Introduces a surrogate function to approximate the lower bound of the marginal likelihood: - Uses Lipschitz continuous gradients to construct a lower bound \(R(W, W')\), satisfying \(\text{Tr}(g(W)) \leq \text{Tr}(R(W, W'))\). - Key advantage: \(S_{xx} = K + \rho I\) remains a diagonal matrix, which requires only \(\mathcal{O}(d)\) for inversion. - Updates \(W, W', V, K\) alternately via BCD, reducing complexity to \(\mathcal{O}(m^3 + d^2)\).

Hybrid NARD¶

Combines the feature selection of Sequential NARD with the computational efficiency of Surrogate NARD: - Evaluates whether features should be included in the model using the Sequential approach. - Once included, updates matrices using the Surrogate approach. - Further reduces complexity to \(\mathcal{O}(m^3 + p^2)\).

Key Experimental Results¶

Synthetic Data (\(d=5000, m=1500, N=1500\))¶

Method	TPR	FPR	Total Time (s)
MRCE	0.9083	0.0072	53
CAPME	0.8972	0.0124	52
HS-GHS	0.9463	0.0033	>3000
JRNS	0.9485	0.0037	>3000
NARD	0.9483	0.0062	49
Sequential NARD	0.9459	0.0067	35
Surrogate NARD	0.9462	0.0072	31
Hybrid NARD	0.9471	0.0068	23

Scalability (\(N=20000, m=2000\), per-step time in seconds)¶

\(d\)	MRCE	NARD	Surrogate NARD
5000	12.2	10.7	3.7
10000	33.4	30.8	8.9
20000	201.9	168.6	33.7
30000	421.3	376.7	64.7

Aging Phenotype Data¶

1,022 healthy individuals, 5,641 phenotypes (1,522 macro + 4,119 molecular phenotypes).
The Jaccard index between various NARD variants and baseline methods is >98.5%, indicating highly consistent feature selection.
NARD takes about 24 minutes, while Sequential NARD takes about 14 minutes.

TCGA Cancer Data¶

7 tumor types, 10 key signaling pathways.
NARD successfully identifies the GSK3-AKT regulatory relationship in the PI3K/AKT pathway within COAD, which aligns with known biological knowledge.

Highlights & Insights¶

Unified Framework: Seamlessly integrates ARD feature selection with Graphical Lasso precision matrix estimation, solving both problems within a single framework.
Theoretical Elegance: All three acceleration schemes are supported by rigorous mathematical derivations (proofs of surrogate lower bounds, complexity analysis).
High Practicality: Hybrid NARD achieves about 2× speedup at \(d=5000\) and about 6× speedup at \(d=30000\), with almost no loss in accuracy.
Biological Interpretability: Protein interaction networks discovered on TCGA data align with known biological pathways.
Can be naturally extended to non-linear scenarios through kernel methods.

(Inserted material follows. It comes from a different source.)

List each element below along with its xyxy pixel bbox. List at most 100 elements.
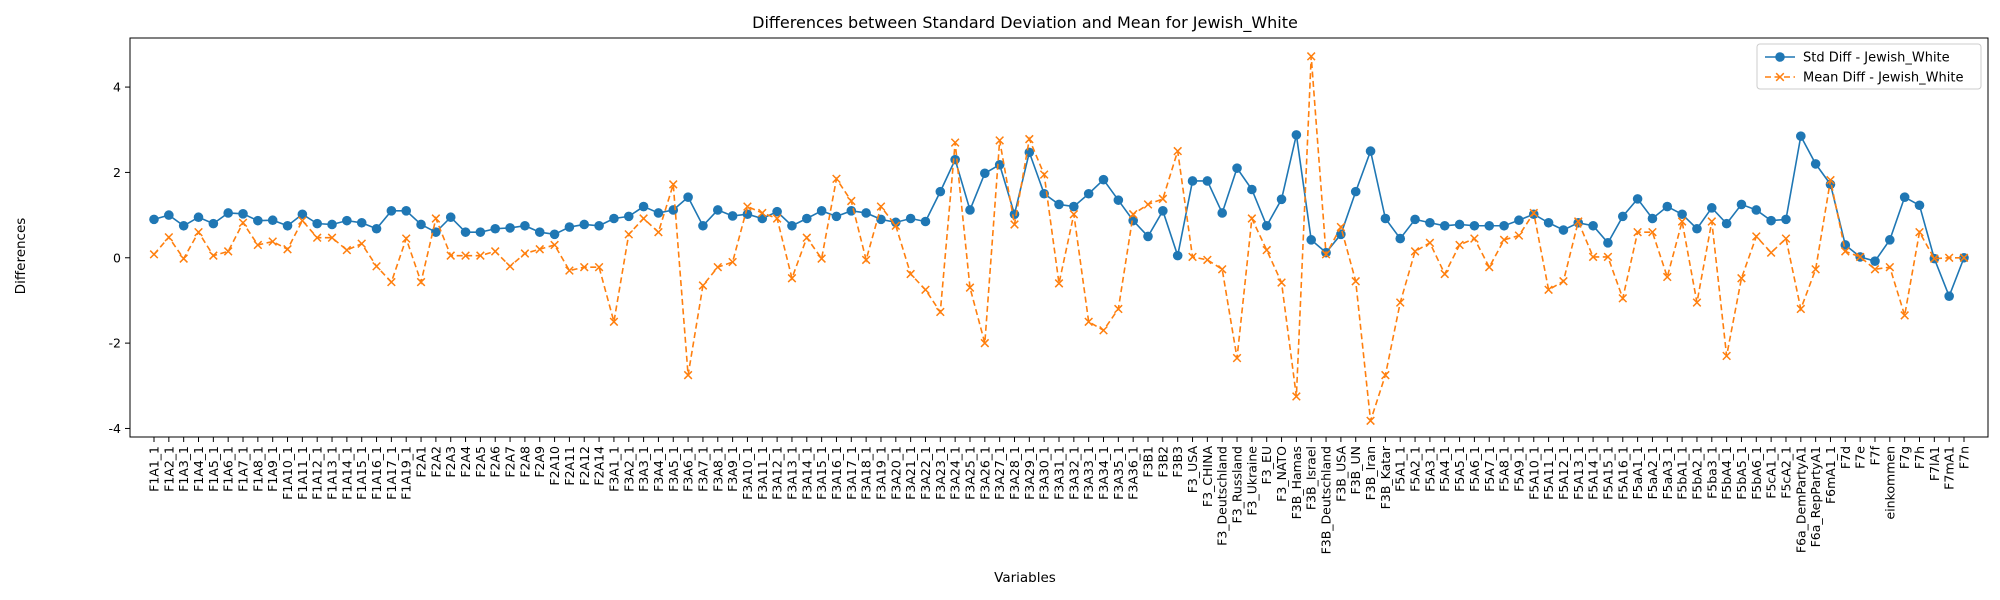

Limitations & Future Work¶

The core assumption of the model is a linear relationship; although kernel expansion is mentioned, it is not verified with in-depth experiments.
The selection of \(\lambda\) in Graphical Lasso relies on 5-fold cross-validation, and this computational cost is not included in the total time comparison.
Fails to compare against recent deep feature selection methods (e.g., gating networks, attention mechanisms).
Theoretical analysis lacks rigorous bounds for the convergence rate.
The code is not publicly available, posing obstacles to reproducibility.

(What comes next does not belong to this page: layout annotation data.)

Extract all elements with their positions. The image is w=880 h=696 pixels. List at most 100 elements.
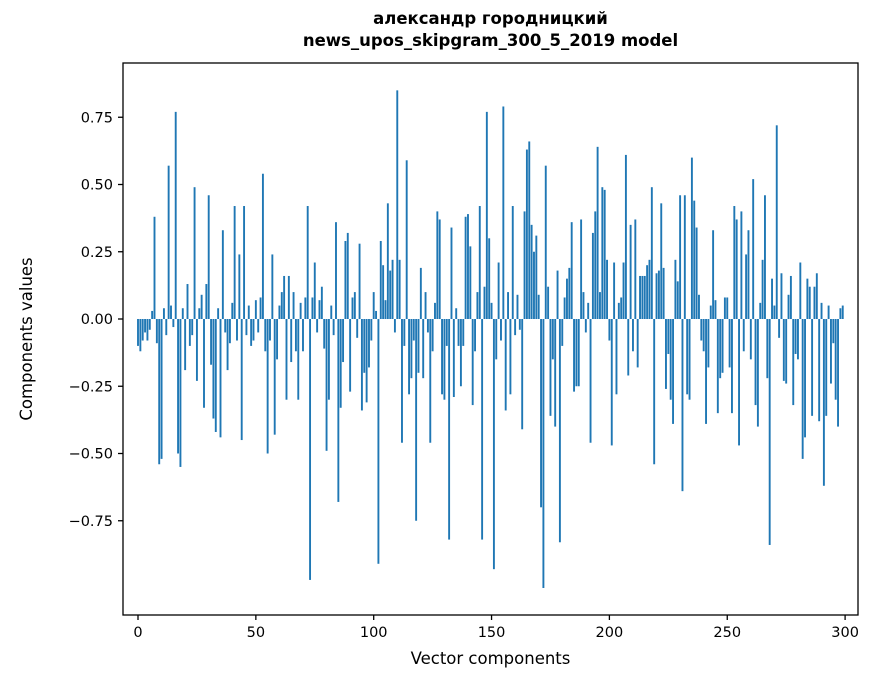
bar xyxy=(426,319,429,333)
bar xyxy=(294,319,297,352)
bar xyxy=(478,206,481,319)
bar xyxy=(224,319,227,333)
x-axis-label: Vector components xyxy=(410,649,571,668)
x-tick-label: 0 xyxy=(133,625,142,641)
bar xyxy=(467,214,469,319)
bar xyxy=(575,319,578,387)
y-tick-label: 0.50 xyxy=(81,178,113,194)
bar xyxy=(653,319,656,465)
bar xyxy=(639,275,641,319)
bar xyxy=(198,308,201,319)
bar xyxy=(584,319,587,333)
bar xyxy=(257,319,260,333)
bar xyxy=(556,270,559,319)
bar xyxy=(657,270,660,319)
bar xyxy=(620,297,623,319)
bar xyxy=(837,319,839,427)
bar xyxy=(834,319,837,400)
bar xyxy=(240,319,243,441)
bar xyxy=(818,319,821,422)
bar xyxy=(226,319,229,371)
bar xyxy=(238,254,241,319)
bar xyxy=(820,302,823,319)
bar xyxy=(799,262,802,319)
bar xyxy=(518,319,521,330)
bar xyxy=(155,319,158,344)
bar xyxy=(643,275,646,319)
bar xyxy=(516,294,519,319)
bar xyxy=(629,224,632,319)
bar xyxy=(382,265,385,319)
bar xyxy=(259,297,262,319)
bar xyxy=(346,232,349,319)
bar xyxy=(665,319,667,389)
bar xyxy=(655,273,658,319)
bar xyxy=(690,157,693,319)
bar xyxy=(153,216,156,319)
y-tick-label: 0.25 xyxy=(81,245,113,261)
bar xyxy=(236,319,238,341)
chart-title-line2: news_upos_skipgram_300_5_2019 model xyxy=(302,31,679,50)
bar xyxy=(716,319,719,414)
bar xyxy=(396,90,399,319)
bar xyxy=(669,319,672,400)
bar xyxy=(603,189,606,319)
y-axis-label: Components values xyxy=(17,257,36,421)
bar xyxy=(455,308,458,319)
bar xyxy=(549,319,552,416)
bar xyxy=(276,319,279,360)
bar xyxy=(441,319,443,395)
bar xyxy=(297,319,300,400)
bar xyxy=(778,319,781,338)
bar xyxy=(591,232,594,319)
bar xyxy=(500,319,502,341)
bar xyxy=(228,319,231,344)
y-tick-label: 0.75 xyxy=(81,110,113,126)
bar xyxy=(412,319,415,341)
bar xyxy=(266,319,269,454)
bar xyxy=(568,267,571,319)
bar xyxy=(773,305,776,319)
bar xyxy=(662,267,665,319)
bar xyxy=(582,292,585,319)
bar xyxy=(181,308,184,319)
bar xyxy=(596,146,599,319)
bar xyxy=(483,286,486,319)
bar xyxy=(252,319,255,341)
bar xyxy=(521,319,524,430)
bar xyxy=(822,319,825,486)
bar xyxy=(587,302,590,319)
bar xyxy=(386,203,389,319)
bar xyxy=(733,206,736,319)
bar xyxy=(634,219,637,319)
bar xyxy=(738,319,740,446)
bar xyxy=(841,305,844,319)
bar xyxy=(813,286,816,319)
bar xyxy=(695,227,698,319)
bar xyxy=(488,238,491,319)
bar xyxy=(740,211,743,319)
bar xyxy=(742,319,745,352)
bar xyxy=(707,319,710,368)
bar xyxy=(434,302,436,319)
bar xyxy=(344,240,347,319)
bar xyxy=(429,319,432,443)
bar xyxy=(408,319,411,395)
bar xyxy=(830,319,832,384)
bar xyxy=(360,319,363,411)
bar xyxy=(243,206,246,319)
bar xyxy=(375,310,378,319)
bar xyxy=(356,319,359,338)
bar xyxy=(287,275,290,319)
bar xyxy=(485,111,488,320)
bar xyxy=(667,319,670,354)
bar xyxy=(577,319,580,387)
bar xyxy=(794,319,797,354)
bar xyxy=(384,300,387,319)
bar xyxy=(839,308,842,319)
bar xyxy=(372,292,375,319)
bar xyxy=(497,262,500,319)
bar xyxy=(542,319,545,588)
bar xyxy=(481,319,484,540)
bar xyxy=(768,319,771,545)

MRCE (Rothman et al., 2010): Jointly penalizes \(W\) and \(\Omega\) with \(\ell_1\) norm, representing a classic frequentist approach.
HS-GHS (Li et al., 2021): Horseshoe + Graphical Horseshoe prior, which offers high accuracy but is extremely slow.
Tipping's Fast ARD (Tipping & Faul, 2003): The inspiration behind the Sequential update.
Valuable reference for research in high-dimensional multi-output sparse learning, Bayesian feature selection, and biological network inference.

Rating¶

Novelty: ⭐⭐⭐⭐ — The extension of ARD to multi-output scenarios is natural and meaningful, and the three acceleration schemes are elegantly designed.
Experimental Thoroughness: ⭐⭐⭐⭐ — Validated across multiple scenarios including synthetic, aging phenotype, and TCGA datasets, though lacks comparison with deep learning methods.
Writing Quality: ⭐⭐⭐⭐ — Mathematical derivations are clear and rigorous, and the algorithm pseudocode is complete.
Value: ⭐⭐⭐⭐ — Possesses solid practical application value in the field of high-dimensional biostatistics; the lack of open-source code is a minor drawback.